Twilight took a step forward from where she stood leaning against the refrigerator and disappeared. She reappeared inches away shaking an accusing finger at rarity. Eyes widening, Mike simply stared.
“That’s not my point! I’ve always been stronger with magic and I could barely do anything!”
The two got into a heated discussion regarding spell prowess and generalized magical aptitude. It sounded like something out of a demented harry potter novel. This went on for some time. Mike slowly stood, and made his way to a small cupboard near the sink. Thank god we keep this on hand, he thought to himself as he drew a large bottle of whiskey from the cupboard. He poured himself a shot, spiked his coffee, placed the bottle in it’s rightful place then interrupted the two.

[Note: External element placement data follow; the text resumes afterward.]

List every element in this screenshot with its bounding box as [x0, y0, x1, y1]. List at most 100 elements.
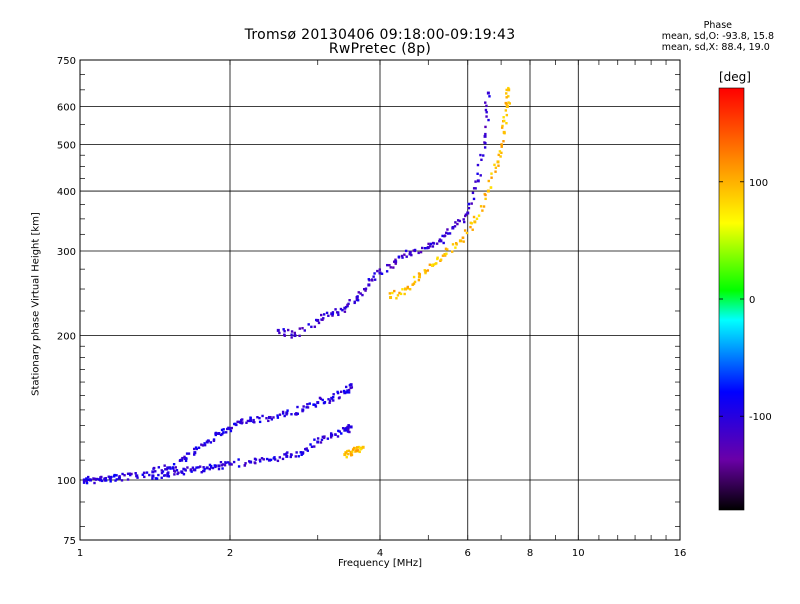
data-point: [320, 438, 324, 441]
data-point: [93, 481, 96, 485]
y-ticks: 75 100 200 300 400 500 600 750: [57, 56, 680, 547]
data-point: [85, 481, 89, 485]
colorbar-tick-label: 100: [749, 178, 768, 189]
data-point: [283, 453, 286, 456]
data-point: [323, 435, 326, 438]
data-point: [269, 416, 272, 419]
data-point: [507, 95, 510, 98]
data-point: [166, 472, 170, 476]
data-point: [281, 457, 285, 461]
data-point: [211, 466, 215, 470]
data-point: [351, 448, 355, 451]
data-point: [364, 287, 368, 290]
data-point: [258, 458, 262, 462]
data-point: [490, 172, 493, 175]
data-point: [95, 477, 99, 481]
data-point: [505, 96, 508, 99]
data-point: [454, 246, 457, 249]
data-point: [469, 225, 472, 229]
data-point: [466, 211, 470, 215]
colorbar: [718, 87, 745, 511]
data-point: [411, 283, 414, 286]
data-point: [448, 232, 452, 235]
data-point: [328, 401, 331, 404]
data-point: [293, 331, 297, 335]
data-point: [343, 427, 347, 430]
data-point: [272, 416, 275, 419]
data-point: [145, 471, 149, 474]
data-point: [346, 389, 349, 392]
data-point: [484, 101, 487, 104]
data-point: [290, 413, 293, 416]
data-point: [237, 465, 241, 468]
data-point: [157, 473, 160, 477]
data-point: [336, 435, 340, 438]
data-point: [86, 478, 90, 481]
data-point: [326, 437, 330, 440]
data-point: [476, 163, 480, 167]
data-point: [285, 454, 289, 458]
data-point: [232, 460, 236, 464]
y-tick-label: 300: [57, 247, 76, 258]
data-point: [505, 92, 508, 95]
data-point: [454, 241, 458, 245]
data-point: [259, 460, 262, 463]
data-point: [293, 334, 297, 338]
data-point: [338, 396, 341, 399]
phase-stats-x: mean, sd,X: 88.4, 19.0: [661, 42, 770, 53]
data-point: [484, 141, 487, 145]
data-point: [436, 257, 439, 261]
data-point: [296, 412, 300, 415]
data-point: [424, 271, 427, 275]
data-point: [301, 326, 304, 330]
data-point: [463, 220, 466, 224]
data-point: [345, 391, 349, 394]
data-point: [489, 186, 493, 189]
data-point: [356, 299, 360, 302]
data-point: [445, 252, 448, 255]
data-point: [182, 473, 186, 476]
data-point: [497, 153, 500, 157]
data-point: [344, 305, 348, 309]
data-point: [273, 456, 276, 459]
data-point: [99, 478, 103, 482]
data-point: [357, 445, 361, 449]
data-point: [107, 475, 110, 478]
data-point: [498, 150, 502, 153]
data-point: [289, 455, 292, 459]
data-point: [484, 132, 487, 136]
data-point: [281, 410, 285, 414]
data-point: [152, 466, 156, 470]
data-point: [220, 428, 224, 432]
data-point: [118, 475, 121, 478]
data-point: [474, 180, 477, 183]
data-point: [166, 474, 169, 478]
data-point: [398, 291, 401, 295]
data-point: [167, 471, 170, 474]
data-point: [484, 197, 487, 201]
data-point: [285, 411, 289, 415]
data-point: [217, 467, 221, 471]
data-point: [438, 239, 441, 243]
data-point: [276, 459, 280, 463]
data-point: [85, 480, 88, 483]
data-point: [507, 101, 510, 104]
data-point: [335, 311, 339, 314]
data-point: [203, 442, 206, 445]
data-point: [436, 256, 439, 259]
data-point: [241, 418, 244, 421]
data-point: [336, 391, 340, 395]
data-point: [367, 278, 371, 281]
phase-stats: Phase mean, sd,O: -93.8, 15.8 mean, sd,X…: [662, 20, 774, 53]
data-point: [423, 247, 427, 250]
data-point: [353, 446, 356, 450]
data-point: [327, 398, 330, 401]
data-point: [401, 288, 404, 291]
data-point: [397, 255, 401, 258]
data-point: [267, 458, 271, 462]
data-point: [200, 443, 203, 446]
data-point: [461, 236, 465, 239]
data-point: [176, 472, 179, 476]
data-point: [123, 474, 126, 477]
data-point: [193, 453, 196, 456]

“Look, lady, you just teleported across the room. I have no clue what the hell you’re banging on about, but maybe, just maybe whatever you think you can or should be able to do is a little different than what you’re used to. Or, maybe it’s exactly what you’re used to and not much else. She said she does that all the time. I’m willing to bet you’ve got a habit of not walking very far. Am I right?”
The two stood frozen.
“You… You might be right. How could you know that though?”
“In my experience, the idiot who knows nothing of what is going on, nor has any understanding of what’s at hand will always, at some point, make a lucky guess that will make everything else clear and easy. When you understand everything there is to know about something, you tend to forget to consider the simple stuff. It happens to me almost every day.”

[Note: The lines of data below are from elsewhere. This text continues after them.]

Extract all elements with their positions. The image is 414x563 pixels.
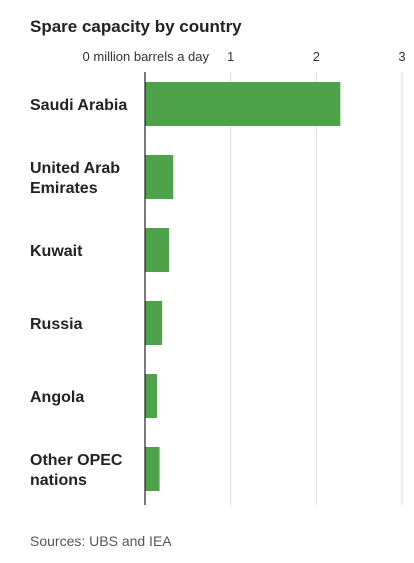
chart-title: Spare capacity by country [30, 17, 242, 36]
bar [145, 447, 160, 491]
bar [145, 228, 169, 272]
x-tick-label: 3 [398, 49, 405, 64]
category-label: Saudi Arabia [30, 97, 127, 114]
category-label: Kuwait [30, 243, 83, 260]
grid-layer [230, 72, 403, 505]
source-note: Sources: UBS and IEA [30, 533, 172, 549]
x-tick-label: 1 [227, 49, 234, 64]
bar [145, 301, 163, 345]
category-labels: Saudi Arabia United Arab Emirates Kuwait Rus… [30, 97, 127, 489]
category-label: Angola [30, 389, 84, 406]
category-label: Other OPEC nations [30, 452, 123, 489]
bar [145, 374, 157, 418]
tick-labels: 0 million barrels a day 1 2 3 [83, 49, 406, 64]
category-label: United Arab Emirates [30, 160, 120, 197]
category-label: Russia [30, 316, 83, 333]
bar [145, 155, 174, 199]
bar [145, 82, 341, 126]
x-tick-label: 2 [313, 49, 320, 64]
bars [145, 82, 341, 491]
x-tick-label: 0 million barrels a day [83, 49, 210, 64]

After a moment of thought, Twilight spoke. “That makes a weird amount of sense.”
“It also certainly helps that I’ve officially got a healthy buzz going. I’m a little more open to the crazy and impossible,”
Mike said gesturing with his coffee.
“So, how about the rest of you? Any other impressive party tricks you can pull off?”
He began to laugh at the sheer ludicrousness of his own question. As he watched, Rainbow began to float. Applejack smiled and looked at mike.
"Ya'll got anythin' heavy kickin' around?"
"How heavy?"
"Heavy."
"There's a thousand pound weight in the shop."
"Not that heavy."
"It's on a cart. Even I can move it with some effort."
It was a true statement. What he failed to mention was the fact that it usually required an engine jack to really use the weight in question. He could move it. He was simply incapable of actually using it for anything other than a makeshift stool.
"Can ah see it?"
"Sure. Why not? Follow me ladies. It's about time I gave you the ten cent tour."
Mike turned and strode towards the stairs. He had no clue what he was going to do or how he was going to deal with his unexpected guests. All he knew for certain was that he didn't seem to be in any danger. If he could keep his guests placated, he should be able to keep it that way.